Diferencia entre microscopio de fluorescencia y microscopio confocal láser.
microscopio fluorescente
1. El microscopio de fluorescencia utiliza luz ultravioleta como fuente de luz, que se utiliza para irradiar el objeto detectado para que emita fluorescencia y luego observar la forma y posición del objeto bajo el microscopio. El microscopio de fluorescencia se utiliza para estudiar la absorción, transporte, distribución y ubicación de sustancias químicas en las células. Algunas sustancias de las células, como la clorofila, pueden volverse fluorescentes después de ser irradiadas con rayos ultravioleta; Otras sustancias no pueden emitir fluorescencia por sí mismas, pero sí pueden hacerlo después de teñirlas con tintes fluorescentes o anticuerpos fluorescentes e irradiarlas con rayos ultravioleta. El microscopio de fluorescencia es una de las herramientas para la investigación cualitativa y cuantitativa de estas sustancias.
2, principio del microscopio de fluorescencia:
(a) Fuente de luz: La fuente de luz irradia luz de varias longitudes de onda (desde ultravioleta hasta infrarroja).
(b) Fuente de luz del filtro de excitación: transmite luz con una longitud de onda específica que puede hacer que la muestra sea fluorescente, mientras bloquea la luz que es inútil para la fluorescencia de excitación.
(c) Muestras fluorescentes: generalmente teñidas con pigmentos fluorescentes.
(d) Filtro de bloqueo: bloquea la luz de excitación no absorbida por la muestra para transmitir selectivamente la fluorescencia, y algunas longitudes de onda en la fluorescencia también se transmiten selectivamente. Un microscopio que utiliza luz ultravioleta como fuente de luz para hacer que el objeto irradiado emita fluorescencia. El microscopio electrónico fue ensamblado por primera vez por Knohl y Ha Roska en Berlín en 1931. Este microscopio utiliza un haz de electrones de alta velocidad en lugar de un haz de luz. Debido a que la longitud de onda del flujo de electrones es mucho más corta que la de la onda de luz, el aumento del microscopio electrónico puede alcanzar 800 mil veces y el límite mínimo de resolución es de 0,2 nanómetros. El microscopio electrónico de barrido, que comenzó a utilizarse en 1963, puede hacer que las personas vean las pequeñas estructuras en la superficie de los objetos.

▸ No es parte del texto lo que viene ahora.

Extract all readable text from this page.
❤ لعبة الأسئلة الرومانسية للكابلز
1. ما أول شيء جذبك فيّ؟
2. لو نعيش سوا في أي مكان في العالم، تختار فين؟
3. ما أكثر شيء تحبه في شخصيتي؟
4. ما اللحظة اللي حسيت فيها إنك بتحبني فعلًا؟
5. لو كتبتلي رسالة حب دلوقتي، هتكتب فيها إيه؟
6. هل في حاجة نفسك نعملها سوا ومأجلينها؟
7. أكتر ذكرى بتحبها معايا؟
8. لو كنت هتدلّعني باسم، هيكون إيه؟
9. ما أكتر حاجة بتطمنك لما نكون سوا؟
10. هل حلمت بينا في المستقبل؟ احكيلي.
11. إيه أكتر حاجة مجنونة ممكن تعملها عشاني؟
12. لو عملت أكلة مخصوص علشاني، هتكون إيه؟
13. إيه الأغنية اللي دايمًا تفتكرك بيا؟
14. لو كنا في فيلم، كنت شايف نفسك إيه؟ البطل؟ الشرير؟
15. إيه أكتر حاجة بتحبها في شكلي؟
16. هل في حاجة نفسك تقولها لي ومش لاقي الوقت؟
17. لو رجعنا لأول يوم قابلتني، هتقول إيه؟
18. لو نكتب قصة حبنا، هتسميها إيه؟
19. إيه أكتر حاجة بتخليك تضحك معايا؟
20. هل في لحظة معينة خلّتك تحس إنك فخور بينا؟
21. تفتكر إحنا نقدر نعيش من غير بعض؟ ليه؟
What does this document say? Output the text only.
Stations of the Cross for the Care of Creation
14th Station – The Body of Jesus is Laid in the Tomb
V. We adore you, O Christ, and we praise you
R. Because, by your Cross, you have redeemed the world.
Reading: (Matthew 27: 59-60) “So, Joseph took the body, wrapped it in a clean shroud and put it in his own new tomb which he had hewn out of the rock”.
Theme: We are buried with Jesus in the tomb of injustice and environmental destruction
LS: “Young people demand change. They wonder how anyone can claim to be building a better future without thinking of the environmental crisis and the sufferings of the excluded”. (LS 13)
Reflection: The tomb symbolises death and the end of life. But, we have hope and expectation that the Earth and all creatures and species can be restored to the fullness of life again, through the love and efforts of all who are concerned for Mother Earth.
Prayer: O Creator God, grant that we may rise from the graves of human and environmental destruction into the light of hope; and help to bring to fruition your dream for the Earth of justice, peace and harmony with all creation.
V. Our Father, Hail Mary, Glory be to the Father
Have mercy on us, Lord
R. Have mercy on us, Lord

3. Ámbito de aplicación: se utiliza para ampliar la imagen de objetos pequeños. Generalmente se aplica a la observación de biología, medicina y partículas microscópicas.
microscopio confocal
1. El microscopio confocal agrega una semilente semirreflectante en la trayectoria óptica de la luz reflejada, que refracta la luz reflejada que ha pasado a través de la lente en otras direcciones. En su foco hay un deflector con un orificio, y el orificio está ubicado en el foco. Detrás del deflector hay un tubo fotomultiplicador. Se puede imaginar que la luz reflejada antes y después del foco de la luz de detección pasa a través de este sistema confocal y no se enfocará en el pequeño orificio, sino que será bloqueada por el deflector. Entonces el fotómetro mide la intensidad de la luz reflejada en el foco.
2. Principio: El microscopio óptico tradicional utiliza la fuente de luz de campo y la imagen de cada punto de la muestra se verá interferida por la difracción o la luz dispersa de los puntos adyacentes; El microscopio confocal de barrido láser escanea cada punto del plano focal de la muestra utilizando la fuente de luz puntual formada por el rayo láser que pasa a través del orificio de iluminación. Se obtienen imágenes del punto irradiado en la muestra en el orificio de detección, que se recibe punto por punto o línea por punto mediante un tubo fotomultiplicador (PMT) o un dispositivo acoplado en frío (cCCD) después de detectar el orificio, y se forma rápidamente una imagen fluorescente en la pantalla del monitor de la computadora. El orificio de iluminación y el orificio de detección están conjugados con respecto al plano focal de la lente objetivo, y los puntos en el plano focal se enfocan en el orificio de iluminación y el orificio de emisión al mismo tiempo, y los puntos fuera del plano focal no lo harán. ser fotografiado en el orificio de detección, de modo que la imagen confocal obtenida sea la sección transversal óptica de la muestra, lo que supera el defecto de imagen borrosa del microscopio común.
3. Campos de aplicación: medicina, investigación animal y vegetal, bioquímica, bacteriología, biología celular, tejidos y embriones, ciencia de los alimentos, genética, farmacología, fisiología, óptica, patología, botánica, neurociencia, biología marina, ciencia de los materiales, ciencia electrónica, mecánica, geología del petróleo y mineralogía.